There are 17 villages in Seattle operated by LIHI. The construction of each tiny house costs approximately $4,000, and includes electricity and heat. Each community shares laundry, kitchen and bathroom facilities.

The houses are meant to be transition properties, helping homeless people move into permanent housing as they find employment. According to LIHI, about 65% of people stay in their houses for less than six months. 29% of people stay up to two years, and just 6% of people stay for more than two years.

In 2020, Seattle City Council passed a measure to expand tiny house villages in the city, constructing up to 40 communities in vacant lots. Though it has been lauded by organizers and Washington Gov. Jay Inslee as an effective strategy to reduce homelessness and help people transition into housing, Washington’s tiny house villages have not come without their challenges, either.

Complaints about hoarding and illegal dumping around a village earlier this year were seemingly met with silence by Sharon Lee, executive director of LIHI. Community members around the village complained that the villages look nice for a few months after they’re erected, but then fall into disrepair.

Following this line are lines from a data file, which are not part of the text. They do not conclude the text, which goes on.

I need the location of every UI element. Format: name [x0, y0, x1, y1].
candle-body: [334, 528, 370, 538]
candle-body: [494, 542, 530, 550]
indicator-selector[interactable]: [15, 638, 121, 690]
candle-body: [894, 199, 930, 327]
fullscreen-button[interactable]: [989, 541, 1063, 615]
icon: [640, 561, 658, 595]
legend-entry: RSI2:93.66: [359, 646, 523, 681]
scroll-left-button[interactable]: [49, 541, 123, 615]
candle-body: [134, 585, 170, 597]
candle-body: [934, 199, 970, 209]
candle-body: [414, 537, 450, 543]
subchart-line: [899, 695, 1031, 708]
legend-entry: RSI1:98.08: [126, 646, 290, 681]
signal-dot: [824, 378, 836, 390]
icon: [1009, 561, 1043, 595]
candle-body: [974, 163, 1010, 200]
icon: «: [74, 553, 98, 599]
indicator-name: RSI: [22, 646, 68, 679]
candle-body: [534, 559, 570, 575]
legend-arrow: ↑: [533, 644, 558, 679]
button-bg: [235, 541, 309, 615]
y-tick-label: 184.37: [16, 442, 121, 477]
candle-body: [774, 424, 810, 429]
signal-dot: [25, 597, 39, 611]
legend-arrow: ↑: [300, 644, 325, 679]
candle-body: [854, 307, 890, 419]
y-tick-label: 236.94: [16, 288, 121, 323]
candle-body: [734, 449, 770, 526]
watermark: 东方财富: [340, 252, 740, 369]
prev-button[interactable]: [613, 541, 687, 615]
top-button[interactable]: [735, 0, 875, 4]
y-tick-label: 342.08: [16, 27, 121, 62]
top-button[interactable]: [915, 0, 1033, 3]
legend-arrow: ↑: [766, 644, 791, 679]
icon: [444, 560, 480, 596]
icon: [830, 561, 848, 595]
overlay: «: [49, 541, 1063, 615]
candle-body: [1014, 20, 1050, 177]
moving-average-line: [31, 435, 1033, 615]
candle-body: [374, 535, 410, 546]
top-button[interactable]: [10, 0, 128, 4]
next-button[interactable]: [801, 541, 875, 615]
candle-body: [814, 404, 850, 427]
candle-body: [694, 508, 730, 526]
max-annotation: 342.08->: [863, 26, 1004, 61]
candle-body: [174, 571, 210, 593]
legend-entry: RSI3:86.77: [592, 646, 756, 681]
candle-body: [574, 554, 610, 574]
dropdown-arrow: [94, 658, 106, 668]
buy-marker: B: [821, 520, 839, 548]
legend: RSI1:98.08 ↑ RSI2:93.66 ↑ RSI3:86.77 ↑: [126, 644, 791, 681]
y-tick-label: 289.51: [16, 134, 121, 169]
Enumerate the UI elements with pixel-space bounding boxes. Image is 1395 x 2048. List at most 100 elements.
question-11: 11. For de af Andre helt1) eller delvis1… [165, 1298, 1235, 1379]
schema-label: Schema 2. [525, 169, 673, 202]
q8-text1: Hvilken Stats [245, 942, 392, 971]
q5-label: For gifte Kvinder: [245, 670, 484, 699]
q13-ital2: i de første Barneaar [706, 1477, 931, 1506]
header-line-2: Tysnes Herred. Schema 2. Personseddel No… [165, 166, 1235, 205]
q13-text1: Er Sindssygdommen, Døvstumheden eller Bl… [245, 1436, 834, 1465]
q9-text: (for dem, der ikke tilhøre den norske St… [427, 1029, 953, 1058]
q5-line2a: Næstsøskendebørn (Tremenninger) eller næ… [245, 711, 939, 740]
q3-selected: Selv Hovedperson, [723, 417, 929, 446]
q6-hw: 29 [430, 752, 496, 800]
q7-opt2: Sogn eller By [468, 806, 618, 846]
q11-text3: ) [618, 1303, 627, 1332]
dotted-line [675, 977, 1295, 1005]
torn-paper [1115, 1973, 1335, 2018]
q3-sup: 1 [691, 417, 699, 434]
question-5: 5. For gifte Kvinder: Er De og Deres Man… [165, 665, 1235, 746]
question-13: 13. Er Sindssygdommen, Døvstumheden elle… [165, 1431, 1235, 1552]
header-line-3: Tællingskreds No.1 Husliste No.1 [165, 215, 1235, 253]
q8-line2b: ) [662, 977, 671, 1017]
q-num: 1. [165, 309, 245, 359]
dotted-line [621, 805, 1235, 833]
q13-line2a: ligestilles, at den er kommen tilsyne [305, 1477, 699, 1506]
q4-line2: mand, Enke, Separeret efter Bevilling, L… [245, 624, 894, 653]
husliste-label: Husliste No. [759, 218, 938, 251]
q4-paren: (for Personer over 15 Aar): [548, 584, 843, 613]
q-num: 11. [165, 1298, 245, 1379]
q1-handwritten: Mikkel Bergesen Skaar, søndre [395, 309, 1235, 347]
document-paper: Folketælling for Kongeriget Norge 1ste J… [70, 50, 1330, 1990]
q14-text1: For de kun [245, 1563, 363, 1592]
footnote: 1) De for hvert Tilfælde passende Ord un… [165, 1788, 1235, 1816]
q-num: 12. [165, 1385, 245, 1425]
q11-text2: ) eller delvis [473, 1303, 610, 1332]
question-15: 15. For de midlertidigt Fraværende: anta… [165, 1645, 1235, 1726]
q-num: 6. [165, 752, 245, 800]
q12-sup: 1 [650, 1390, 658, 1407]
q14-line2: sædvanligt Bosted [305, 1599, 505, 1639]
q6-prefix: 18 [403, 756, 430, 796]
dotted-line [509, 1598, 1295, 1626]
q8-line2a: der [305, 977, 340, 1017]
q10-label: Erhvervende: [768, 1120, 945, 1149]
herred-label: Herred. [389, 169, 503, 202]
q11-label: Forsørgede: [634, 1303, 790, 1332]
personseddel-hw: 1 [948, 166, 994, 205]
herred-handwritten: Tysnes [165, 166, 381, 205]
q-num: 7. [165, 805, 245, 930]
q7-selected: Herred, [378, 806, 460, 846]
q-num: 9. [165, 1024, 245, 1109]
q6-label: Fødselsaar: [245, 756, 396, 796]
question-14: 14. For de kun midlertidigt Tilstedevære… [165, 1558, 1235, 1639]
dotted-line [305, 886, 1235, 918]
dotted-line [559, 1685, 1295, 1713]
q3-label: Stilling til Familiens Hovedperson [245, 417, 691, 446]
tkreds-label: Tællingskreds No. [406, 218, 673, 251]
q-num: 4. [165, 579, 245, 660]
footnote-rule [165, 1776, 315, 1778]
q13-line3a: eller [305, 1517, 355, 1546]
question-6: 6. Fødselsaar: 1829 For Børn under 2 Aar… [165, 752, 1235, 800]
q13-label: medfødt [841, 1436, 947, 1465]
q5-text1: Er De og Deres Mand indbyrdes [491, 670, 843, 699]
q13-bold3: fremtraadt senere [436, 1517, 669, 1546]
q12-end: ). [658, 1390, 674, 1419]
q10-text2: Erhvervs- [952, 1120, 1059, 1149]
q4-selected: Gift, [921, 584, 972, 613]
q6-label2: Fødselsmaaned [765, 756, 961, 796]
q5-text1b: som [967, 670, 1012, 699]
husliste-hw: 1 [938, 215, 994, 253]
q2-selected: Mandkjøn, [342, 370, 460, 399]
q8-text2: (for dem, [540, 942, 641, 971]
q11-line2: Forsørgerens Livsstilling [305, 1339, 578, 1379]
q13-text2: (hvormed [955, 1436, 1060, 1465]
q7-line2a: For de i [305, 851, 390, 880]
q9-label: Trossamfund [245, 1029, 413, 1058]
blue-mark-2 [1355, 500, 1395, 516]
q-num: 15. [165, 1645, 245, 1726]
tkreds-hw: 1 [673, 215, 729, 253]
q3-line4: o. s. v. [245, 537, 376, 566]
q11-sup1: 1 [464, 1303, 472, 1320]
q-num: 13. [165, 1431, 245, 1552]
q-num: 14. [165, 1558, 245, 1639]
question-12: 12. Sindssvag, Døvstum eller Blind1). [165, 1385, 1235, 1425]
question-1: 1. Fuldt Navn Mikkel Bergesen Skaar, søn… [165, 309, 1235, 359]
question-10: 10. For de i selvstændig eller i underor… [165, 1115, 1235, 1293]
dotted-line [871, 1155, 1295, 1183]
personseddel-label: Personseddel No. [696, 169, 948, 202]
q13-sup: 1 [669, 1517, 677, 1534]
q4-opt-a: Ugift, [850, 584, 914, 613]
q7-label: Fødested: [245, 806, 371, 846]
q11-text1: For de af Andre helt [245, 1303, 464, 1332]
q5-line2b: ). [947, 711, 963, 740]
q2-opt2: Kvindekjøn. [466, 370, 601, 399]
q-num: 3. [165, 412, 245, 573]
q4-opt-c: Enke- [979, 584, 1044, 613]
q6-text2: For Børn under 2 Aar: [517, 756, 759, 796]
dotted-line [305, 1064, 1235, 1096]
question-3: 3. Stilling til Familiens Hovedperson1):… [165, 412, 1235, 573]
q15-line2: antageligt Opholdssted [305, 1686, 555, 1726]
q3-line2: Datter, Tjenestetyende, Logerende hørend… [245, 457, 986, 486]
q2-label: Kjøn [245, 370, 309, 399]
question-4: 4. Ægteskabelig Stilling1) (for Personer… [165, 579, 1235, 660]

At Rosie's Place, a tiny house village in Seattle's University District that can hold up to 70 residents, residents help support the clean-up effort by sweeping and keeping the area around their homes and community clean and free of loose papers, trash and used syringes.

"Here, we're a family," Ejay Henry, operating manager at Rosie's Place, told KUOW. "I have my office looking like this (filled with colorful artwork) for a reason, because I want them to feel like, 'Homie, come in here; we're a family, we take care of each other, you have security, you're safe here.' That's how my village is run." 

Though Rosie's Place has seen some issues since it began housing tenants in 2018, its organizers remain supportive of the concept, particularly as cities around the country face an affordable housing crisis. Though these are not long-term dwellings, officials with the Kings County Regional Homelessness Authority noted that tiny house villages are just one piece of a larger system of hosting options to reduce homelessness. 

A tiny home village in Salt Lake City was also approved for 430 total units in October, leasing eight total acres of recovery housing to provide a transition between homelessness and stability.

The Salt Lake City village costs approximately $13.8 million, and is primarily funded by contributions and donations rather than government funds. Construction has yet to start, though officials believe that tiny homes are a worthwhile strategy for reducing homelessness due to the importance of having a permanent address in order to obtain a bank account, permanent housing, employment or some forms of medical assistance.